Chez Huxley, l’homme est un microcosme miroir du cosmos, affirme Richard Delisle, qui étudie minutieusement l’évolution de la pensée de Huxley sans séparer ses travaux sur la synthèse moderne et le progrès évolutionniste de sa philosophie cosmique et politique. Dobzhansky adhère encore à l’idée d’un arbre de vie, inscrit l’évolution dans une ascension jusqu’à la figure ultime de l’homme, évolution en spirale s’ouvrant sur une complexité croissante, culminant avec l’intelligence et la culture proprement humaines. Dans cette optique, la découverte de Darwin s’inscrit dans une tradition évolutionniste qui le précédait. Mais il parle plus volontiers de déterminisme aux premiers stades de l’évolution, et d’émancipation graduelle avec le progrès de la complexité, une « évolution créatrice », selon les termes de Bergson repris par Dobzhansky. Richard Delisle décèle ainsi une contradiction dans ces thèses, entre une analyse très darwinienne dans la description des mécanismes de l’évolution d’une part, et d’autre part une évolution progressive orientée vers une fin dernière, entre une information génétique atomisée et une ontologie unitaire des « gene patterns », qui va vers la faculté de transmettre l’information par voie culturelle. Mais n’est-il pas possible de déceler des contradictions dans toute théorie scientifique ? Après tout, Newton lui-même fut longtemps accusé de réintroduire avec sa notion de gravité des « qualités occultes ».
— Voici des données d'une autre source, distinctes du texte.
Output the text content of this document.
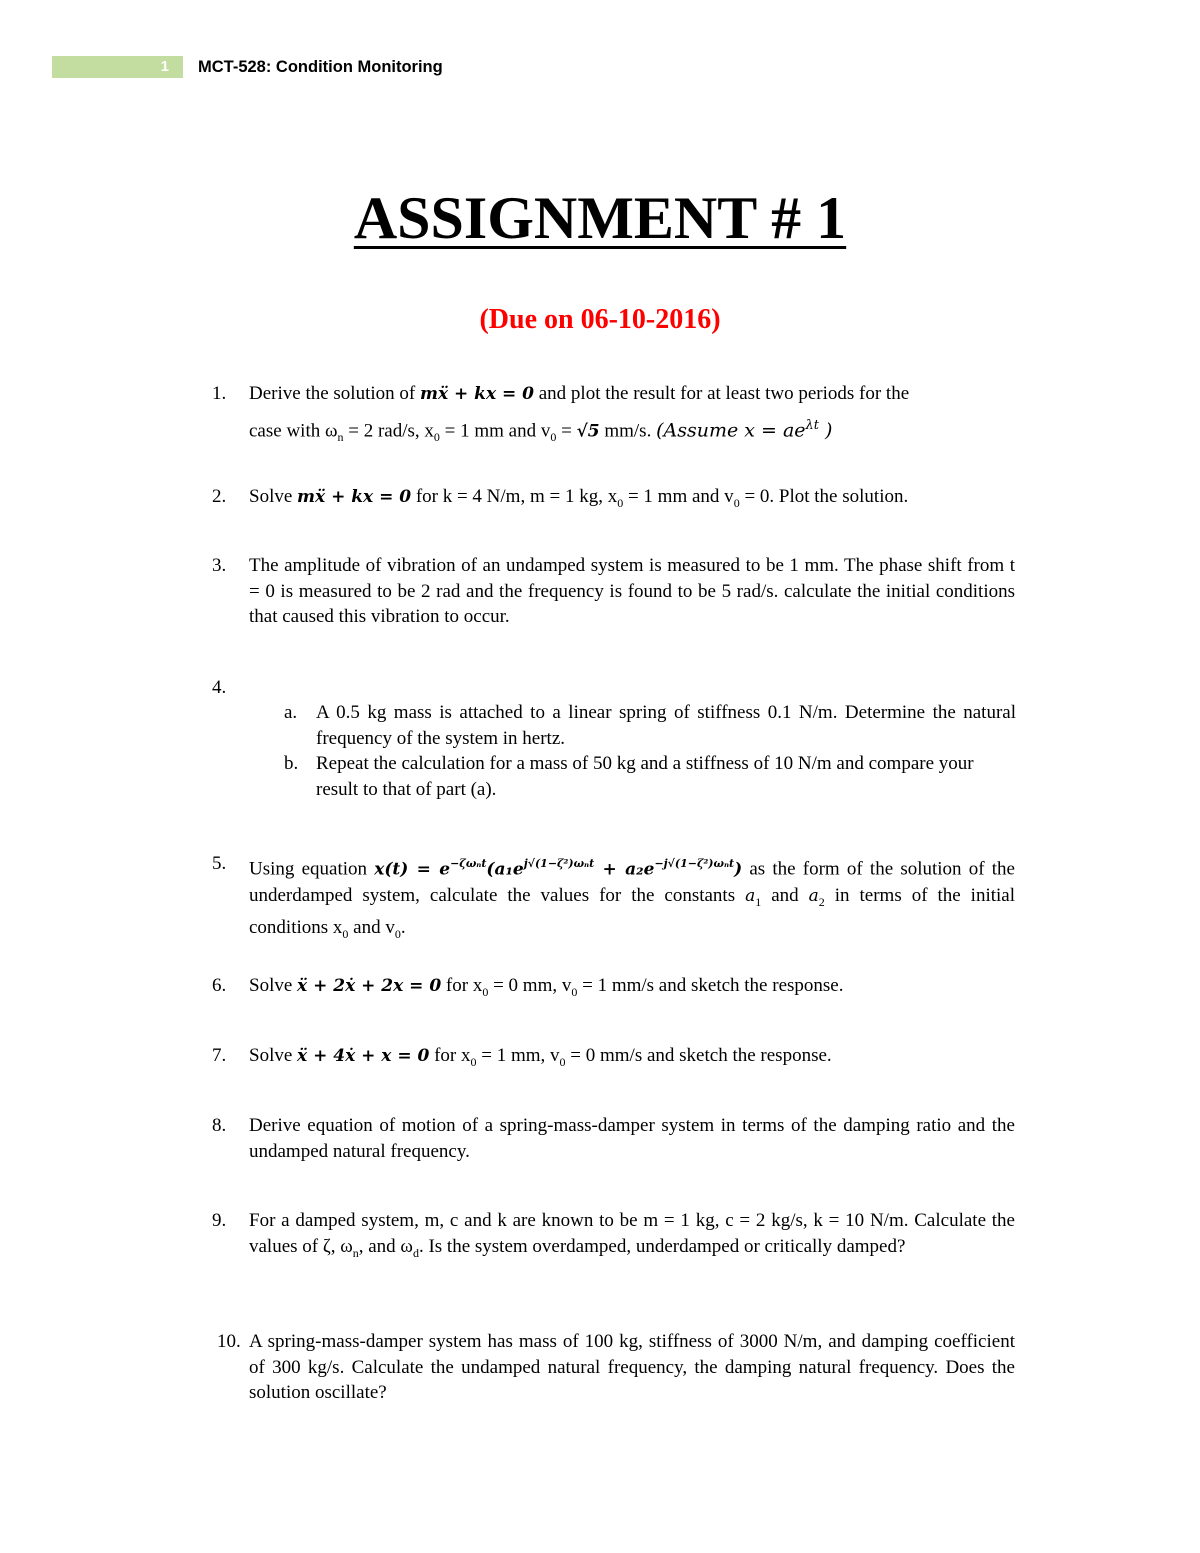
1	MCT-528: Condition Monitoring
ASSIGNMENT # 1
(Due on 06-10-2016)
1.	Derive the solution of mẍ + kx = 0 and plot the result for at least two periods for the

case with $\omega_n = 2$ rad/s, $x_0 = 1$ mm and $v_0 = √5$ mm/s. (Assume $x = ae^{\lambda t}$ )
2.	Solve mẍ + kx = 0 for k = 4 N/m, m = 1 kg, $x_0 = 1$ mm and $v_0 = 0$. Plot the solution.
3.	The amplitude of vibration of an undamped system is measured to be 1 mm. The phase shift from t = 0 is measured to be 2 rad and the frequency is found to be 5 rad/s. calculate the initial conditions that caused this vibration to occur.
4.
a. A 0.5 kg mass is attached to a linear spring of stiffness 0.1 N/m. Determine the natural frequency of the system in hertz.
b. Repeat the calculation for a mass of 50 kg and a stiffness of 10 N/m and compare your result to that of part (a).
5.	Using equation $x(t) = e^{-\zeta\omega_nt}(a_1e^{j√(1-\zeta^2)\omega_nt} + a_2e^{-j√(1-\zeta^2)\omega_nt})$ as the form of the solution of the underdamped system, calculate the values for the constants $a_1$ and $a_2$ in terms of the initial conditions $x_0$ and $v_0$.
6.	Solve ẍ + 2ẋ + 2x = 0 for $x_0 = 0$ mm, $v_0 = 1$ mm/s and sketch the response.
7.	Solve ẍ + 4ẋ + x = 0 for $x_0 = 1$ mm, $v_0 = 0$ mm/s and sketch the response.
8.	Derive equation of motion of a spring-mass-damper system in terms of the damping ratio and the undamped natural frequency.
9.	For a damped system, m, c and k are known to be m = 1 kg, c = 2 kg/s, k = 10 N/m. Calculate the values of ζ, $\omega_n$, and $\omega_d$. Is the system overdamped, underdamped or critically damped?
10. A spring-mass-damper system has mass of 100 kg, stiffness of 3000 N/m, and damping coefficient of 300 kg/s. Calculate the undamped natural frequency, the damping natural frequency. Does the solution oscillate?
La sélection naturelle semble alors se réduire à un principe dynamique parmi d’autres possibles, et Dobzhansky se réfère alors à Teilhard de Chardin. Richard Delisle insiste sur le fait que la chaîne des êtres, que Foucault par exemple voit rompue dans l’épistémè du tout début du xixe siècle, persiste chez les premiers fondateurs du néodarwinisme, ainsi qu’une conception de l’arbre de vie plus lamarckienne que darwinienne, comme une somme de lignées orientées, les catégories demeurant des branches d’un arbre ancestral, reprenant en somme la définition par A. O. Lovejoy de l’évolutionnisme prédarwinien comme chaîne des êtres transformée en ascenseur. La « chaîne des êtres » n’a-t-elle pas été transformée au début du xixe siècle, et forme-t-elle une ligne continue depuis sa lointaine origine ?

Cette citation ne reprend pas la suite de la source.